Here are some talking points from the Tribune‘s Phillips:


Site of last night’s Manhattan screening.

1. Twilight “is low-keyed supernaturalism. Director Catherine Hardwicke (Thirteen, Lords of Dogtown) doesn’t go in for heavy blockbuster or franchise machinery. Likewise, Tuesday’s preview audience at the AMC River East 21 seemed relatively subdued on the way out.”

2. Kristen Stewart’s Bella Swan “is far less the Victorian teen simp than she is in Stephenie Meyer‘s novel.”

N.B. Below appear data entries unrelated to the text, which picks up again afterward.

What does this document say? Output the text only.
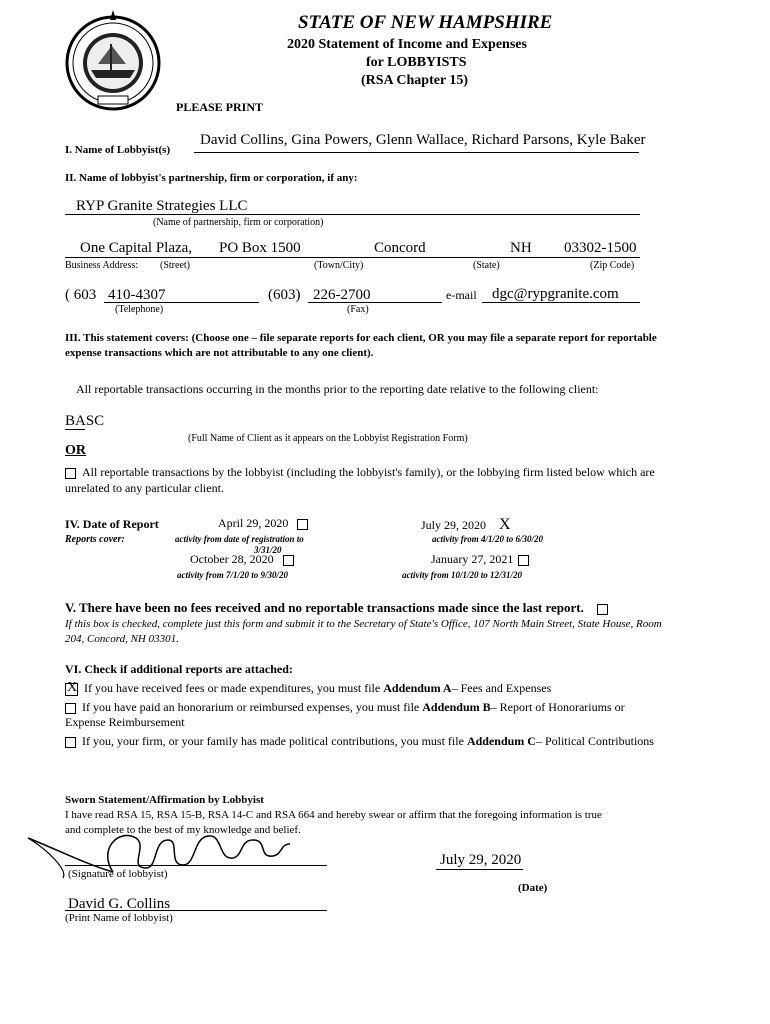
STATE OF NEW HAMPSHIRE
2020 Statement of Income and Expenses
for LOBBYISTS
(RSA Chapter 15)
PLEASE PRINT
I. Name of Lobbyist(s)
David Collins, Gina Powers, Glenn Wallace, Richard Parsons, Kyle Baker
II. Name of lobbyist's partnership, firm or corporation, if any:
RYP Granite Strategies LLC
(Name of partnership, firm or corporation)
One Capital Plaza, PO Box 1500	Concord	NH 03302-1500
Business Address: (Street)	(Town/City)	(State)	(Zip Code)
( 603 410-4307	(603) 226-2700	e-mail dgc@rypgranite.com
(Telephone)	(Fax)
III. This statement covers: (Choose one – file separate reports for each client, OR you may file a separate report for reportable expense transactions which are not attributable to any one client).
All reportable transactions occurring in the months prior to the reporting date relative to the following client:
BASC
(Full Name of Client as it appears on the Lobbyist Registration Form)
OR
All reportable transactions by the lobbyist (including the lobbyist's family), or the lobbying firm listed below which are unrelated to any particular client.
IV. Date of Report
Reports cover:
April 29, 2020
activity from date of registration to
3/31/20
July 29, 2020 X
activity from 4/1/20 to 6/30/20
October 28, 2020
activity from 7/1/20 to 9/30/20
January 27, 2021
activity from 10/1/20 to 12/31/20
V. There have been no fees received and no reportable transactions made since the last report.
If this box is checked, complete just this form and submit it to the Secretary of State's Office, 107 North Main Street, State House, Room 204, Concord, NH 03301.
VI. Check if additional reports are attached:
X If you have received fees or made expenditures, you must file Addendum A– Fees and Expenses
If you have paid an honorarium or reimbursed expenses, you must file Addendum B– Report of Honorariums or
Expense Reimbursement
If you, your firm, or your family has made political contributions, you must file Addendum C– Political Contributions
Sworn Statement/Affirmation by Lobbyist
I have read RSA 15, RSA 15-B, RSA 14-C and RSA 664 and hereby swear or affirm that the foregoing information is true
and complete to the best of my knowledge and belief.
(Signature of lobbyist)
July 29, 2020
(Date)
David G. Collins
(Print Name of lobbyist)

3. “The leads look pretty together.Stewart, who played the desert wild child in “Into the Wild,” enters Deep Smolder Mode (Celibate Division) earnestly and well with Robert Pattinson, who’s best known — prior to Twilight — as Cedric Diggory in two of the Harry Potter pictures and here plays Edward Cullen of the mysterious traveling Cullen clan.”

4. “The musical score by Carter Burwell, a frequent Coen brothers colleague, is effective, subtly creepy. No bombast or big orchestral wows.”